Because the men’s team doesn’t have a designated mental skills coach, the coaches and players take it upon themselves to implement a program that works best for them.

Hamilton said visualization is a method that many people on the team find useful.

“Going through it in your head just makes it so much easier,” he said. “You can see [players] in warm-up going through it in their heads.”

Phelan said that in order for mental preparation to be effective, athletes needs to realize that finding what works for them takes time. In the same way that some athletes are physically stronger than others, he said, some athletes are naturally mentally tough. However, he also said that everyone can always improve. He said sport psychology is mainly about preparation and each person needs to find out what hinders them from performing at their peak when it counts.

Johnny Yap, mental skills coach for the figure skating team and Brockville-based psychologist, said using sports psychology techniques to achieve the right level of physiological arousal is one of the most important things he teaches his skaters.

He also said that mental training often needs to be approached on an individual basis.

“It’s really up to each skater to find the optimal level for themselves to perform,” he said.

Yap said he uses four main techniques to help skaters develop consistent practice and pre-competition routines.

The first step is goal-setting.

“Many skaters set goals in their heads but I think it’s really important to write them down,” he said. “That way, when they succeed, they know it.”

At the beginning of every season the team meets to set both individual and team goals. Those goals are then put together and each skater receives a printed copy of everyone’s goals for the year. Yap said that, when everyone knows what their teammates are striving for, athletes can help each other achieve their goals more easily.

He said the other three exercises are aimed at reducing the stress that comes with performance.

He said he teaches athletes to use “positive self-talk” as a means of building confidence. Skaters often create stress by focusing on negative things instead of thinking about the positive, he said.

“My job is to help them modify that [negativity] so it can be helpful as opposed to making them more anxious for their performance.”

He also teaches skaters how to use external factors to their advantage. For example, skaters determine for themselves what kind of music helps them relax and who they like to have around them before they compete.

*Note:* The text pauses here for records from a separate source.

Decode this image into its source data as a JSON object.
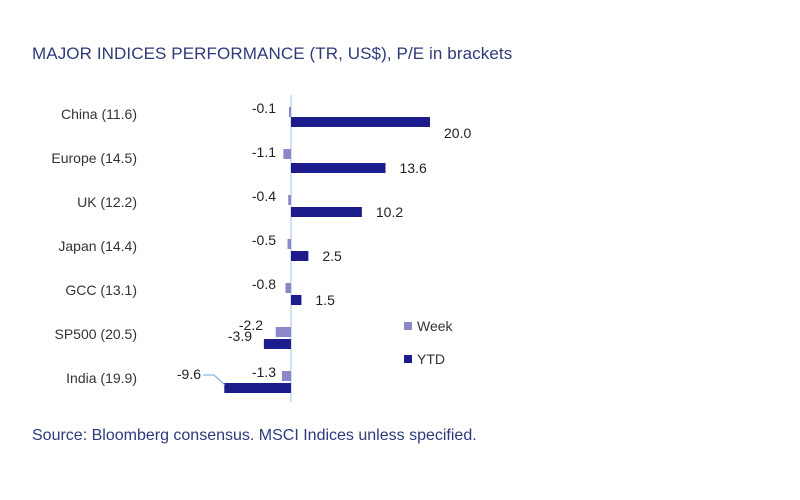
{
  "chart_data": {
    "type": "bar",
    "orientation": "horizontal",
    "title": "MAJOR INDICES PERFORMANCE (TR, US$), P/E in brackets",
    "source": "Source: Bloomberg consensus. MSCI Indices unless specified.",
    "categories": [
      "China (11.6)",
      "Europe (14.5)",
      "UK (12.2)",
      "Japan (14.4)",
      "GCC (13.1)",
      "SP500 (20.5)",
      "India (19.9)"
    ],
    "series": [
      {
        "name": "Week",
        "color": "#8a88c8",
        "values": [
          -0.1,
          -1.1,
          -0.4,
          -0.5,
          -0.8,
          -2.2,
          -1.3
        ]
      },
      {
        "name": "YTD",
        "color": "#1c1c8c",
        "values": [
          20.0,
          13.6,
          10.2,
          2.5,
          1.5,
          -3.9,
          -9.6
        ]
      }
    ],
    "value_labels": {
      "Week": [
        "-0.1",
        "-1.1",
        "-0.4",
        "-0.5",
        "-0.8",
        "-2.2",
        "-1.3"
      ],
      "YTD": [
        "20.0",
        "13.6",
        "10.2",
        "2.5",
        "1.5",
        "-3.9",
        "-9.6"
      ]
    },
    "axis_color": "#c5d5ea",
    "legend_position": "right"
  }
}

The last technique is controlling physiological responses to stress.

He teaches skaters breathing exercises to help them slow their heart rate and gather their focus. He said that just slowing down their movements, whether it’s walking around slowly or even deliberately slowing their speech, are ways of developing mental strength that allows the athlete to perform to their full potential.

Phelan said the principles of sports psychology are applicable to more than just sports.

“If you take a look at what’s happening in society, you’ve got a lot of personal trainers and even life coaches. That in a way is sports psychology.

“It’s really just a part of how we do better with our lives.”

Opportunities to study sport psychology at Queen’s

PHED 165 - Psychology of Sport and Exercise – Introduction to both theoretical and applied aspects of human social behaviour in sport.

PHED 363
– Psychology of Sport and Performance – Discussion and analysis of issues related to performance, and practical application of mental skills such as arousal management, attention control, decision making, goal-setting, positive self-talk and time management.

PHED – 465 – Psychology of Sport Expertise – Exploration of the acquisition of expertise in sport and discussion of development aspect and learning conditions that allow individuals to reach high levels of performance in sport.